Androscoggin County Commissioner John Michael of Auburn, center, speaks privately with Commissioner Brian Ames of Lewiston during a conversation about the state’s mask mandate at a commission meeting last month in Auburn. Chairwoman Sally Christner of Turner is on the right. Several commissioners were not wearing face coverings during the meeting. Andree Kehn/Sun Journal Buy this Photo

“Fear has long been used by governments to control people and manipulate them to give up their liberties in exchange for perceived ‘security’ that has later turned into tyranny,” the resolution states. “Mills’ using of her emergency powers have repeatedly violated the Maine State Constitution.”

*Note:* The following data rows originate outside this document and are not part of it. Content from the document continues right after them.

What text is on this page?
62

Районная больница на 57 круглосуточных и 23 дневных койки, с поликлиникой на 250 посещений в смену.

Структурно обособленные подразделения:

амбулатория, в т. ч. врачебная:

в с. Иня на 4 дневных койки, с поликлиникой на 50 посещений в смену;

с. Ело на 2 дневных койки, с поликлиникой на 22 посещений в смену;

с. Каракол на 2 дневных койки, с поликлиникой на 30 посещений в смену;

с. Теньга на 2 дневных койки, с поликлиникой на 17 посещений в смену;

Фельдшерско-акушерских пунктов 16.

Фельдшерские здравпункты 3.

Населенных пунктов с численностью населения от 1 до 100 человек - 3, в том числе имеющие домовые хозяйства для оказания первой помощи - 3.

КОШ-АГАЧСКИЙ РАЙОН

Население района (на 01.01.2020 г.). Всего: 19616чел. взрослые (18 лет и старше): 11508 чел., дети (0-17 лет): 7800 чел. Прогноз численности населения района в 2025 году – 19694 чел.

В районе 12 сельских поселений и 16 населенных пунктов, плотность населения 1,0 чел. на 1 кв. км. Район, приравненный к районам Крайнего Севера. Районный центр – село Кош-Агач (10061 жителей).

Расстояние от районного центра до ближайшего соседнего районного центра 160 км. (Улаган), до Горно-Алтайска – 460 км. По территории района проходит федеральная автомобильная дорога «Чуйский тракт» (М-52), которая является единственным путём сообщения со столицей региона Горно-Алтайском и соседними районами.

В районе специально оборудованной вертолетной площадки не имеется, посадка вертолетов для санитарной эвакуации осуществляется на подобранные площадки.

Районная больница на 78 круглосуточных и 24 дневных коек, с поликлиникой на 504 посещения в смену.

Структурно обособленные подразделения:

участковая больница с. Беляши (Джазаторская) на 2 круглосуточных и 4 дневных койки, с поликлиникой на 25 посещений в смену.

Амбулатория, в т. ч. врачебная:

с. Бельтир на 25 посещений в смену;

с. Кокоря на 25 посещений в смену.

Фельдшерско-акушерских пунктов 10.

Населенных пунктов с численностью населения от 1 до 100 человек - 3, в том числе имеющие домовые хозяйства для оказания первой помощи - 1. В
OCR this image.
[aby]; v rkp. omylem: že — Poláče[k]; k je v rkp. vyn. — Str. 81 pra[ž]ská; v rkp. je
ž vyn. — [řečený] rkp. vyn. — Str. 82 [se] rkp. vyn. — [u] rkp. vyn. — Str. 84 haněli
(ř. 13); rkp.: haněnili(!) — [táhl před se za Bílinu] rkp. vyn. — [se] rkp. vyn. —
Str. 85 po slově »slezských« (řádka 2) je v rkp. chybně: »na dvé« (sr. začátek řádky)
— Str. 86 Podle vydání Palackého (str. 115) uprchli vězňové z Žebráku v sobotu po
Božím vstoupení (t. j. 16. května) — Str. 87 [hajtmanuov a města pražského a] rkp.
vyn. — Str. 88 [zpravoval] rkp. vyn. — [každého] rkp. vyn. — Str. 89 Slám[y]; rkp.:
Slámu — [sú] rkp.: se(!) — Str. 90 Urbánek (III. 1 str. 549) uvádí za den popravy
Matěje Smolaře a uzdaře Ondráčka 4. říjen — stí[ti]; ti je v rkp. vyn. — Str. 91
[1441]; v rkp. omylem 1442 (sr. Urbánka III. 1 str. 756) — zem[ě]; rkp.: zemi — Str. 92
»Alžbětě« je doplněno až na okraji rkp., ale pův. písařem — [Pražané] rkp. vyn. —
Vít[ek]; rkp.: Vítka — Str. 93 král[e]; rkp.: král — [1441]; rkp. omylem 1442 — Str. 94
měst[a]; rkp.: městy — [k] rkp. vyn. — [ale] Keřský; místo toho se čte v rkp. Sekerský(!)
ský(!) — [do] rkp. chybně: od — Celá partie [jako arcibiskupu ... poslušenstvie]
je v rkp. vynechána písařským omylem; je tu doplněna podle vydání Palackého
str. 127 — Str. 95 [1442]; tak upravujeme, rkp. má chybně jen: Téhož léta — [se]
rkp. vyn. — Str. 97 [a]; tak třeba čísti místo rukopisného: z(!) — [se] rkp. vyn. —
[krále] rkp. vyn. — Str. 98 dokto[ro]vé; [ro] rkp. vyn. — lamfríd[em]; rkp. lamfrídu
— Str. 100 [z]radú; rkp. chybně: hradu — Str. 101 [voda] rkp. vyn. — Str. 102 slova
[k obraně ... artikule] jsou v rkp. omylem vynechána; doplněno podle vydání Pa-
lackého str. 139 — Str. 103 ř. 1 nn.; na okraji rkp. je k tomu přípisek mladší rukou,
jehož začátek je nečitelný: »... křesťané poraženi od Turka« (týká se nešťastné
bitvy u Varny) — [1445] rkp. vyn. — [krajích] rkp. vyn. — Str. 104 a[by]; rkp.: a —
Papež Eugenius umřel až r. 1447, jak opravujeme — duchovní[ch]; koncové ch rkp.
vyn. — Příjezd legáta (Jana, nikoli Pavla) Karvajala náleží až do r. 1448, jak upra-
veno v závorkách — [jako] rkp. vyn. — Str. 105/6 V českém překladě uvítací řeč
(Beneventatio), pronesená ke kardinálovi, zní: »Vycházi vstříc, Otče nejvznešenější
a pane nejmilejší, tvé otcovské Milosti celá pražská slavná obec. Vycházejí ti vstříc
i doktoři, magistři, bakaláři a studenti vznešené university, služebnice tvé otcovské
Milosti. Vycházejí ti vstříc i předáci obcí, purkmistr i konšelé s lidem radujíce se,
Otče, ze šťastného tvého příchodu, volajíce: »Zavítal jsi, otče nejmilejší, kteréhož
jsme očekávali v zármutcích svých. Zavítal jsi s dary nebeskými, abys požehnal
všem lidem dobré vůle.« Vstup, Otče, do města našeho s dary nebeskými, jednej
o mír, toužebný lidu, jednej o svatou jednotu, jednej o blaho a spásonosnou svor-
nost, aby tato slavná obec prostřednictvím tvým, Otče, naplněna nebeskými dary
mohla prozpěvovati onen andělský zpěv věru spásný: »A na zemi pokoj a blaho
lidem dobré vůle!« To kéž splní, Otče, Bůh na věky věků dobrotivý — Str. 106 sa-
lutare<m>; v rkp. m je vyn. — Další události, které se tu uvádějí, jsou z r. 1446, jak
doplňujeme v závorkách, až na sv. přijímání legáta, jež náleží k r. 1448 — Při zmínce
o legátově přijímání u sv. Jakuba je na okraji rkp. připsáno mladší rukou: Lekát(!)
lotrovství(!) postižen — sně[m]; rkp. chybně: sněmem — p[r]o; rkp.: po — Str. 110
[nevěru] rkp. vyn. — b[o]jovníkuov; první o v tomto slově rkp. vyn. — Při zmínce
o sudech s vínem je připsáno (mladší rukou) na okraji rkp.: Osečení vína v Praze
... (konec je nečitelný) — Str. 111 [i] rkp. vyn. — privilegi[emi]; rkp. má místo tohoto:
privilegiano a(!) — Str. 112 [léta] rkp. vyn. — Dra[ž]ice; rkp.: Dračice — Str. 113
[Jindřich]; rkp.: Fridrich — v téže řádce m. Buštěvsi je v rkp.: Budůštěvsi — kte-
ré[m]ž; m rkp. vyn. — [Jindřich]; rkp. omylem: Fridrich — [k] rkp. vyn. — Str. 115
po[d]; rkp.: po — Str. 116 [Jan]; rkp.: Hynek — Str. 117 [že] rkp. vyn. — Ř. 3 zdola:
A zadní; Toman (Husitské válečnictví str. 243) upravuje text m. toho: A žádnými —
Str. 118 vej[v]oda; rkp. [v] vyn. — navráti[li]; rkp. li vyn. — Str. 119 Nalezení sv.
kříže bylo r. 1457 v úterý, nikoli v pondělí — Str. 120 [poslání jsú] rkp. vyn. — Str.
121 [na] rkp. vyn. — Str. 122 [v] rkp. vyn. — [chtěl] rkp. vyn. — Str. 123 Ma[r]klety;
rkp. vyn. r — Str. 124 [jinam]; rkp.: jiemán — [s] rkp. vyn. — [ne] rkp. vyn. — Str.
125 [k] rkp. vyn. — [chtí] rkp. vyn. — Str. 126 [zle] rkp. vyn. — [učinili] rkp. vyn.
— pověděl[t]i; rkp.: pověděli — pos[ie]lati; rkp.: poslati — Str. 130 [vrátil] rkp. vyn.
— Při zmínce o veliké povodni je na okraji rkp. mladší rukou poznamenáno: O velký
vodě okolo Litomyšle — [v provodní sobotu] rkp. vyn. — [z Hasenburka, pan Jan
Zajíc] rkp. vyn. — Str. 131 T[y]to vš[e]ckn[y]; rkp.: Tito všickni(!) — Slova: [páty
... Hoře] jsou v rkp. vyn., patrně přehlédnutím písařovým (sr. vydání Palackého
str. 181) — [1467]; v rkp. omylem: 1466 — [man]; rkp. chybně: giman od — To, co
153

The governor’s orders, issued Dec. 11, state that “owners and operators of all indoor public spaces – regardless of the type of entity or size – must not allow those who refuse to wear a face covering to enter or remain in their venue. ”

The order further states, “in the event of noncompliance with enforcement, the state has the option of taking action against a facility’s operating license, and violations of Executive Orders are a Class E crime, punishable by up to 180 days imprisonment and $1,000 fine. Those who are made aware of the face covering requirement and insist on entering an establishment can be removed and charged with trespassing by law enforcement.”


The mandate to wear masks bristled commissioners at their most recent meeting, Jan. 20, when discussing a proposed COVID-19 protocol for informing county employees if someone in the county building tests positive. Register of Probate Thomas Reynolds had told commissioners that some county employees did not feel safe in the building.

Four of the seven commissioners — Lary, Brian Ames of Lewiston, Terri Kelly of Mechanic Falls and John Michael of Auburn — did not wear masks at the Jan. 20 meeting, nor did county Administrator Larry Post.

Chairwoman Sally Christner of Turner and Noel Madore and Roland Poirier, both of Lewiston, did wear face coverings at that meeting.

Reynolds, who chairs the Safety Committee, is expected to report back to commissioners Wednesday on their recommendations on a COVID-19 policy.

Christner said Tuesday that the committee met and addressed some of those concerns, how to implement such a policy and make it work in the various work stations and rooms in the county building. She said she was pleased with their ideas.

She did express some concerns about Lary’s resolution.

“A lot of people share his concerns,” Christner said. “I’ve gotten emails from people who have read his resolution and agree with him. It might be the right fight but the wrong location. I’m not sure the county commission is the best place for that.”

The meeting is set for 5:15 p.m. Wednesday in the commissioners’ meeting room on the second floor of the county courthouse.